Tech is now “driving the narrative of conflict,” and the venture capital sector sees the dual-use and defense sector as a huge area of opportunity. The total value of VC investment in defense tech in 2025 has already reached a new peak. The private sector is now the primary driver for rapid defense innovation; startups are able to deploy new tech with a shorter timeframe than traditional government R&D. And pursuing a dual-use strategy can offer startups a way to generate the income they need to keep funding further development. The Veteran fund, a VC firm run by GPs with military experience, is raising $50 million for a fund to invest in dual-use startups that generate revenue from both government contracts and the private sector. 

Military tech whistleblowers are warning about AI in the “kill cloud,” i.e. the data infrastructure built by companies like Amazon, Microsoft, and telecom companies that militaries can use to identify and target people. LLMs scrape vast amounts of data from the internet that they use to identify targets, and there is no evidence of an audit trail. Even with a “human in the loop,” there is a built-in trust that the AI must be right. And the lack of a framework for responsibility is problematic: who is responsible when a missile is fired? Is it the person in the loop, the commander, the programmer who built the AI, or the company - like Microsoft or Google - that provided the system?
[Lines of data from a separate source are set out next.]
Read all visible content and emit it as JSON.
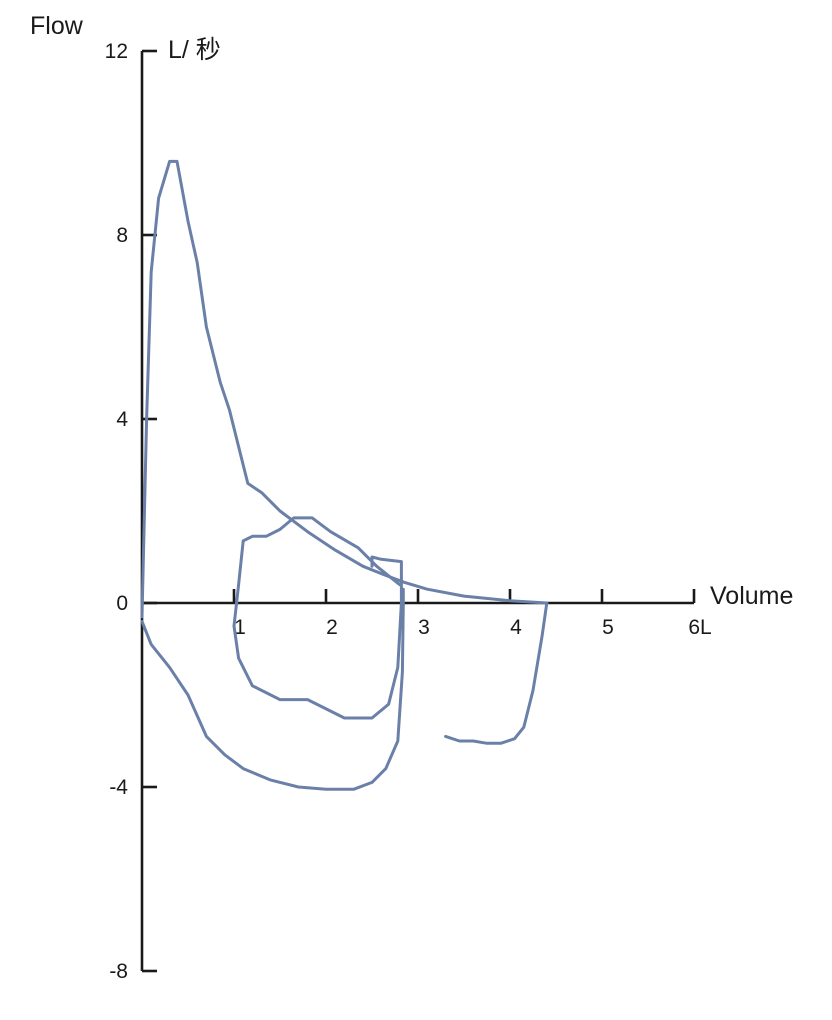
{
  "chart_data": {
    "type": "line",
    "ylabel": "Flow",
    "yunit": "L/ 秒",
    "xlabel": "Volume",
    "xunit_suffix": "L",
    "xlim": [
      0,
      6
    ],
    "ylim": [
      -8,
      12
    ],
    "x_ticks": [
      1,
      2,
      3,
      4,
      5,
      6
    ],
    "x_tick_labels": [
      "1",
      "2",
      "3",
      "4",
      "5",
      "6L"
    ],
    "y_ticks": [
      12,
      8,
      4,
      0,
      -4,
      -8
    ],
    "y_tick_labels": [
      "12",
      "8",
      "4",
      "0",
      "-4",
      "-8"
    ],
    "grid": false,
    "line_color": "#6b80a8",
    "series": [
      {
        "points": [
          [
            0.0,
            -0.3
          ],
          [
            0.05,
            4.0
          ],
          [
            0.1,
            7.2
          ],
          [
            0.18,
            8.8
          ],
          [
            0.3,
            9.6
          ],
          [
            0.38,
            9.6
          ],
          [
            0.5,
            8.3
          ],
          [
            0.6,
            7.4
          ],
          [
            0.7,
            6.0
          ],
          [
            0.85,
            4.8
          ],
          [
            0.95,
            4.2
          ],
          [
            1.05,
            3.4
          ],
          [
            1.15,
            2.6
          ],
          [
            1.3,
            2.4
          ],
          [
            1.5,
            2.0
          ],
          [
            1.8,
            1.55
          ],
          [
            2.1,
            1.15
          ],
          [
            2.4,
            0.8
          ],
          [
            2.65,
            0.6
          ],
          [
            2.85,
            0.45
          ],
          [
            3.1,
            0.3
          ],
          [
            3.5,
            0.15
          ],
          [
            4.0,
            0.05
          ],
          [
            4.4,
            0.0
          ]
        ]
      },
      {
        "points": [
          [
            2.8,
            0.4
          ],
          [
            2.55,
            0.8
          ],
          [
            2.35,
            1.2
          ],
          [
            2.05,
            1.55
          ],
          [
            1.85,
            1.85
          ],
          [
            1.65,
            1.85
          ],
          [
            1.5,
            1.6
          ],
          [
            1.35,
            1.45
          ],
          [
            1.2,
            1.45
          ],
          [
            1.1,
            1.35
          ],
          [
            1.05,
            0.4
          ],
          [
            1.0,
            -0.5
          ],
          [
            1.05,
            -1.2
          ],
          [
            1.2,
            -1.8
          ],
          [
            1.5,
            -2.1
          ],
          [
            1.8,
            -2.1
          ],
          [
            2.2,
            -2.5
          ],
          [
            2.5,
            -2.5
          ],
          [
            2.68,
            -2.2
          ],
          [
            2.78,
            -1.4
          ],
          [
            2.82,
            0.0
          ],
          [
            2.82,
            0.9
          ],
          [
            2.6,
            0.95
          ],
          [
            2.5,
            1.0
          ],
          [
            2.5,
            0.8
          ]
        ]
      },
      {
        "points": [
          [
            0.0,
            -0.4
          ],
          [
            0.1,
            -0.9
          ],
          [
            0.3,
            -1.4
          ],
          [
            0.5,
            -2.0
          ],
          [
            0.7,
            -2.9
          ],
          [
            0.9,
            -3.3
          ],
          [
            1.1,
            -3.6
          ],
          [
            1.4,
            -3.85
          ],
          [
            1.7,
            -4.0
          ],
          [
            2.0,
            -4.05
          ],
          [
            2.3,
            -4.05
          ],
          [
            2.5,
            -3.9
          ],
          [
            2.65,
            -3.6
          ],
          [
            2.78,
            -3.0
          ],
          [
            2.83,
            -1.5
          ],
          [
            2.84,
            0.0
          ],
          [
            2.84,
            0.3
          ]
        ]
      },
      {
        "points": [
          [
            3.3,
            -2.9
          ],
          [
            3.45,
            -3.0
          ],
          [
            3.6,
            -3.0
          ],
          [
            3.75,
            -3.05
          ],
          [
            3.9,
            -3.05
          ],
          [
            4.05,
            -2.95
          ],
          [
            4.15,
            -2.7
          ],
          [
            4.25,
            -1.9
          ],
          [
            4.35,
            -0.7
          ],
          [
            4.4,
            0.0
          ]
        ]
      }
    ]
  }
}
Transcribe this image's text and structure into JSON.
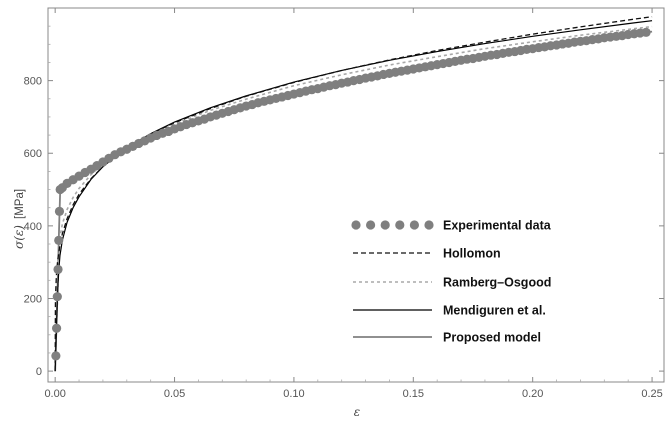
{
  "chart_data": {
    "type": "line",
    "title": "",
    "xlabel": "ε",
    "ylabel": "σ(ε)  [MPa]",
    "ylabel_main": "σ(ε)",
    "ylabel_unit": "[MPa]",
    "xlim": [
      -0.003,
      0.255
    ],
    "ylim": [
      -30,
      1000
    ],
    "xticks": [
      0.0,
      0.05,
      0.1,
      0.15,
      0.2,
      0.25
    ],
    "xtick_labels": [
      "0.00",
      "0.05",
      "0.10",
      "0.15",
      "0.20",
      "0.25"
    ],
    "yticks": [
      0,
      200,
      400,
      600,
      800
    ],
    "ytick_labels": [
      "0",
      "200",
      "400",
      "600",
      "800"
    ],
    "grid": false,
    "legend_position": "center-right",
    "series": [
      {
        "name": "Experimental data",
        "style": "markers",
        "color": "#7f7f7f",
        "x": [
          0.0003,
          0.0006,
          0.0009,
          0.0012,
          0.0015,
          0.0018,
          0.0021,
          0.003,
          0.005,
          0.0075,
          0.01,
          0.0125,
          0.015,
          0.0175,
          0.02,
          0.0225,
          0.025,
          0.0275,
          0.03,
          0.0325,
          0.035,
          0.0375,
          0.04,
          0.0425,
          0.045,
          0.0475,
          0.05,
          0.0525,
          0.055,
          0.0575,
          0.06,
          0.0625,
          0.065,
          0.0675,
          0.07,
          0.0725,
          0.075,
          0.0775,
          0.08,
          0.0825,
          0.085,
          0.0875,
          0.09,
          0.0925,
          0.095,
          0.0975,
          0.1,
          0.1025,
          0.105,
          0.1075,
          0.11,
          0.1125,
          0.115,
          0.1175,
          0.12,
          0.1225,
          0.125,
          0.1275,
          0.13,
          0.1325,
          0.135,
          0.1375,
          0.14,
          0.1425,
          0.145,
          0.1475,
          0.15,
          0.1525,
          0.155,
          0.1575,
          0.16,
          0.1625,
          0.165,
          0.1675,
          0.17,
          0.1725,
          0.175,
          0.1775,
          0.18,
          0.1825,
          0.185,
          0.1875,
          0.19,
          0.1925,
          0.195,
          0.1975,
          0.2,
          0.2025,
          0.205,
          0.2075,
          0.21,
          0.2125,
          0.215,
          0.2175,
          0.22,
          0.2225,
          0.225,
          0.2275,
          0.23,
          0.2325,
          0.235,
          0.2375,
          0.24,
          0.2425,
          0.245,
          0.2475
        ],
        "y": [
          42,
          118,
          205,
          280,
          360,
          440,
          500,
          505,
          517,
          527,
          537,
          547,
          556,
          566,
          576,
          586,
          596,
          604,
          611,
          619,
          627,
          634,
          642,
          649,
          655,
          660,
          667,
          673,
          679,
          684,
          689,
          694,
          700,
          705,
          710,
          715,
          720,
          725,
          730,
          734,
          739,
          743,
          747,
          751,
          755,
          759,
          763,
          767,
          771,
          775,
          778,
          782,
          786,
          789,
          793,
          796,
          800,
          803,
          807,
          810,
          813,
          817,
          820,
          823,
          826,
          829,
          832,
          835,
          838,
          841,
          844,
          847,
          850,
          853,
          856,
          859,
          861,
          864,
          867,
          870,
          872,
          875,
          878,
          880,
          883,
          886,
          888,
          891,
          893,
          896,
          898,
          901,
          903,
          906,
          908,
          910,
          913,
          915,
          918,
          920,
          922,
          924,
          927,
          929,
          931,
          933
        ]
      },
      {
        "name": "Hollomon",
        "style": "dashed",
        "color": "#111111",
        "x": [
          0.0,
          0.0001,
          0.0002,
          0.0005,
          0.001,
          0.002,
          0.003,
          0.005,
          0.0075,
          0.01,
          0.015,
          0.02,
          0.03,
          0.04,
          0.05,
          0.065,
          0.08,
          0.1,
          0.12,
          0.14,
          0.16,
          0.18,
          0.2,
          0.22,
          0.24,
          0.25
        ],
        "y": [
          0,
          185,
          215,
          262,
          302,
          348,
          378,
          420,
          458,
          487,
          530,
          563,
          614,
          653,
          684,
          723,
          757,
          795,
          828,
          857,
          883,
          906,
          928,
          948,
          967,
          976
        ]
      },
      {
        "name": "Ramberg–Osgood",
        "style": "dotted",
        "color": "#a8a8a8",
        "x": [
          0.0,
          0.0003,
          0.0006,
          0.0009,
          0.0012,
          0.0015,
          0.0018,
          0.0021,
          0.003,
          0.005,
          0.0075,
          0.01,
          0.015,
          0.02,
          0.03,
          0.04,
          0.05,
          0.065,
          0.08,
          0.1,
          0.12,
          0.14,
          0.16,
          0.18,
          0.2,
          0.22,
          0.24,
          0.25
        ],
        "y": [
          0,
          60,
          120,
          180,
          240,
          300,
          345,
          372,
          405,
          445,
          478,
          503,
          541,
          571,
          617,
          652,
          681,
          718,
          749,
          786,
          816,
          843,
          866,
          888,
          907,
          925,
          941,
          949
        ]
      },
      {
        "name": "Mendiguren et al.",
        "style": "solid",
        "color": "#000000",
        "x": [
          0.0,
          0.0003,
          0.0006,
          0.0009,
          0.0012,
          0.0015,
          0.002,
          0.003,
          0.005,
          0.0075,
          0.01,
          0.015,
          0.02,
          0.03,
          0.04,
          0.05,
          0.065,
          0.08,
          0.1,
          0.12,
          0.14,
          0.16,
          0.18,
          0.2,
          0.22,
          0.24,
          0.25
        ],
        "y": [
          0,
          65,
          130,
          190,
          240,
          275,
          318,
          360,
          410,
          450,
          480,
          528,
          563,
          615,
          654,
          686,
          725,
          758,
          796,
          828,
          856,
          880,
          902,
          922,
          940,
          957,
          965
        ]
      },
      {
        "name": "Proposed model",
        "style": "solid",
        "color": "#808080",
        "x": [
          0.0,
          0.0003,
          0.0006,
          0.0009,
          0.0012,
          0.0015,
          0.0018,
          0.0021,
          0.003,
          0.005,
          0.0075,
          0.01,
          0.015,
          0.02,
          0.025,
          0.03,
          0.04,
          0.05,
          0.065,
          0.08,
          0.1,
          0.12,
          0.14,
          0.16,
          0.18,
          0.2,
          0.22,
          0.24,
          0.25
        ],
        "y": [
          0,
          70,
          140,
          210,
          280,
          360,
          430,
          495,
          504,
          516,
          527,
          536,
          556,
          576,
          596,
          611,
          642,
          667,
          700,
          730,
          765,
          794,
          820,
          844,
          867,
          888,
          908,
          927,
          935
        ]
      }
    ]
  }
}
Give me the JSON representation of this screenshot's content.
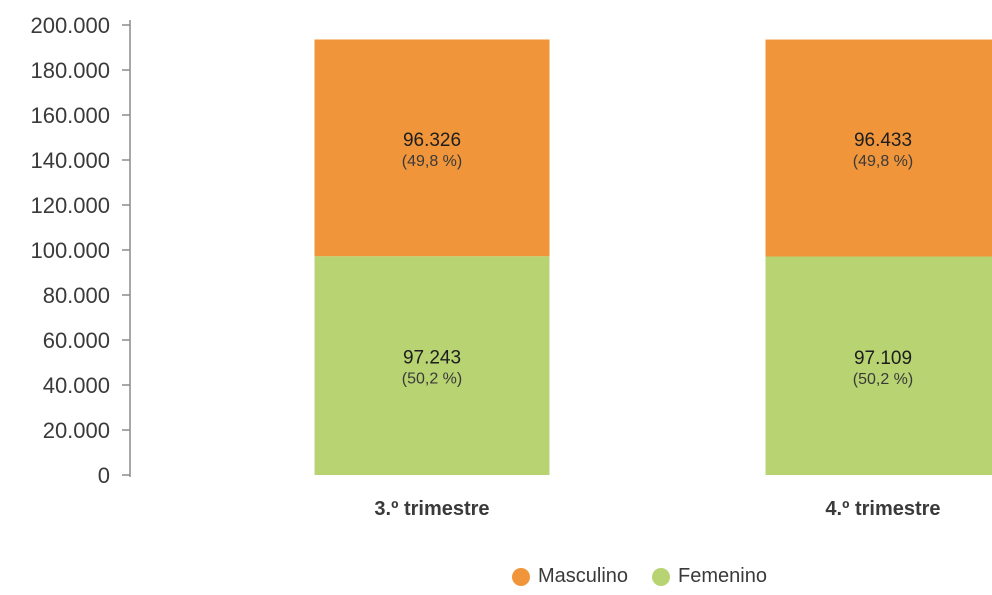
{
  "chart_data": {
    "type": "bar",
    "stacked": true,
    "categories": [
      "3.º trimestre",
      "4.º trimestre"
    ],
    "ylim": [
      0,
      200000
    ],
    "y_ticks": [
      {
        "value": 0,
        "label": "0"
      },
      {
        "value": 20000,
        "label": "20.000"
      },
      {
        "value": 40000,
        "label": "40.000"
      },
      {
        "value": 60000,
        "label": "60.000"
      },
      {
        "value": 80000,
        "label": "80.000"
      },
      {
        "value": 100000,
        "label": "100.000"
      },
      {
        "value": 120000,
        "label": "120.000"
      },
      {
        "value": 140000,
        "label": "140.000"
      },
      {
        "value": 160000,
        "label": "160.000"
      },
      {
        "value": 180000,
        "label": "180.000"
      },
      {
        "value": 200000,
        "label": "200.000"
      }
    ],
    "series": [
      {
        "name": "Femenino",
        "color": "#b8d372",
        "values": [
          97243,
          97109
        ],
        "value_labels": [
          "97.243",
          "97.109"
        ],
        "pct_labels": [
          "(50,2 %)",
          "(50,2 %)"
        ]
      },
      {
        "name": "Masculino",
        "color": "#f0953a",
        "values": [
          96326,
          96433
        ],
        "value_labels": [
          "96.326",
          "96.433"
        ],
        "pct_labels": [
          "(49,8 %)",
          "(49,8 %)"
        ]
      }
    ],
    "legend": {
      "placement": "bottom-right",
      "items": [
        {
          "name": "Masculino",
          "color": "#f0953a"
        },
        {
          "name": "Femenino",
          "color": "#b8d372"
        }
      ]
    },
    "grid": false
  }
}
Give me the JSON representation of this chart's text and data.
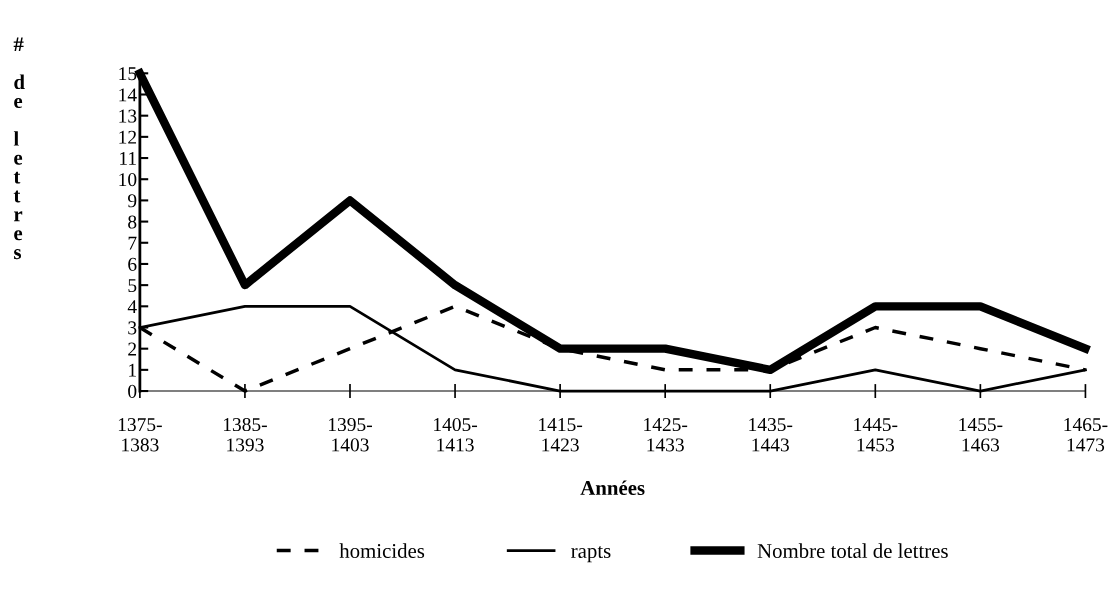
{
  "chart_data": {
    "type": "line",
    "xlabel": "Années",
    "ylabel": "# de lettres",
    "categories": [
      "1375-\n1383",
      "1385-\n1393",
      "1395-\n1403",
      "1405-\n1413",
      "1415-\n1423",
      "1425-\n1433",
      "1435-\n1443",
      "1445-\n1453",
      "1455-\n1463",
      "1465-\n1473"
    ],
    "series": [
      {
        "name": "homicides",
        "color": "#000000",
        "line_style": "dashed",
        "values": [
          3,
          0,
          2,
          4,
          2,
          1,
          1,
          3,
          2,
          1
        ]
      },
      {
        "name": "rapts",
        "color": "#000000",
        "line_style": "solid",
        "values": [
          3,
          4,
          4,
          1,
          0,
          0,
          0,
          1,
          0,
          1
        ]
      },
      {
        "name": "Nombre total de lettres",
        "color": "#000000",
        "line_style": "solid",
        "values": [
          15,
          5,
          9,
          5,
          2,
          2,
          1,
          4,
          4,
          2
        ]
      }
    ],
    "ylim": [
      0,
      15
    ],
    "yticks": [
      0,
      1,
      2,
      3,
      4,
      5,
      6,
      7,
      8,
      9,
      10,
      11,
      12,
      13,
      14,
      15
    ],
    "grid": false,
    "legend": "bottom",
    "marker": "none"
  }
}
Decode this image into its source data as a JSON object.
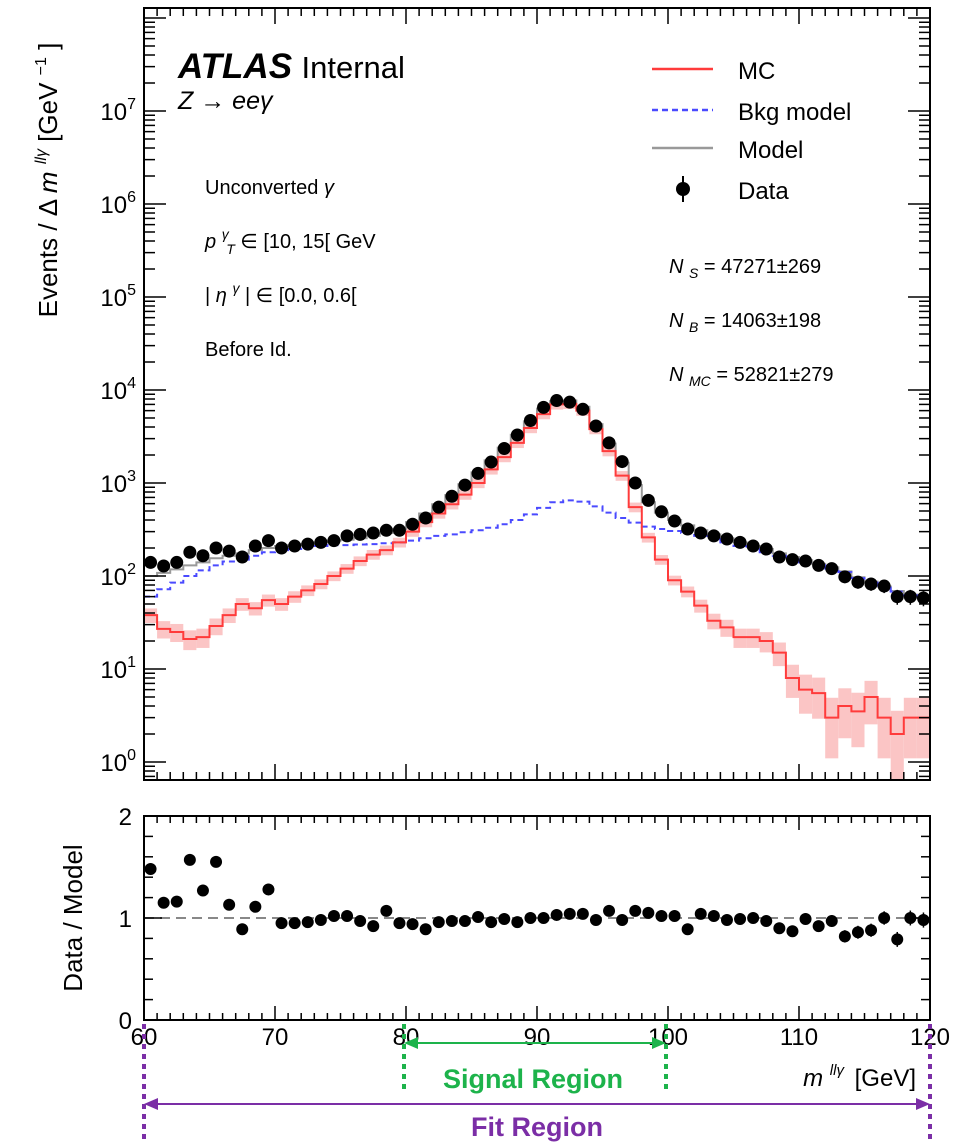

Following intense scrutiny, Microsoft has terminated a set of services for the Israel military after a Microsoft-led investigation uncovered evidence supporting findings from journalists that Israel was using the company’s cloud computing tech for mass surveillance of Palestinians. Microsoft’s move comes amid a United Nations commission of inquiry concluding that Israel has committed genocide in Gaza, a charge supported by many international law experts. It also comes in response to increased investor scrutiny and greater anxiety from tech employees about the enmeshment of their companies with militaries.

Questions to consider

  • How are GPs investing in dual-use startups assessing risk to human rights? What steps are startups taking to ensure their tech is not going to be used in ways that contravene the principles of international humanitarian law (IHL)? Have they assessed their potential liability under IHL?

  • How are tech and telecom companies assessing the human rights and legal risks of their devices and infrastructure being used for military targeting?  

  • How are tech companies developing and licensing AI tools to militaries assessing the human rights and legal risks? How are they responding to employee feedback? Do they have adequate whistleblower protections?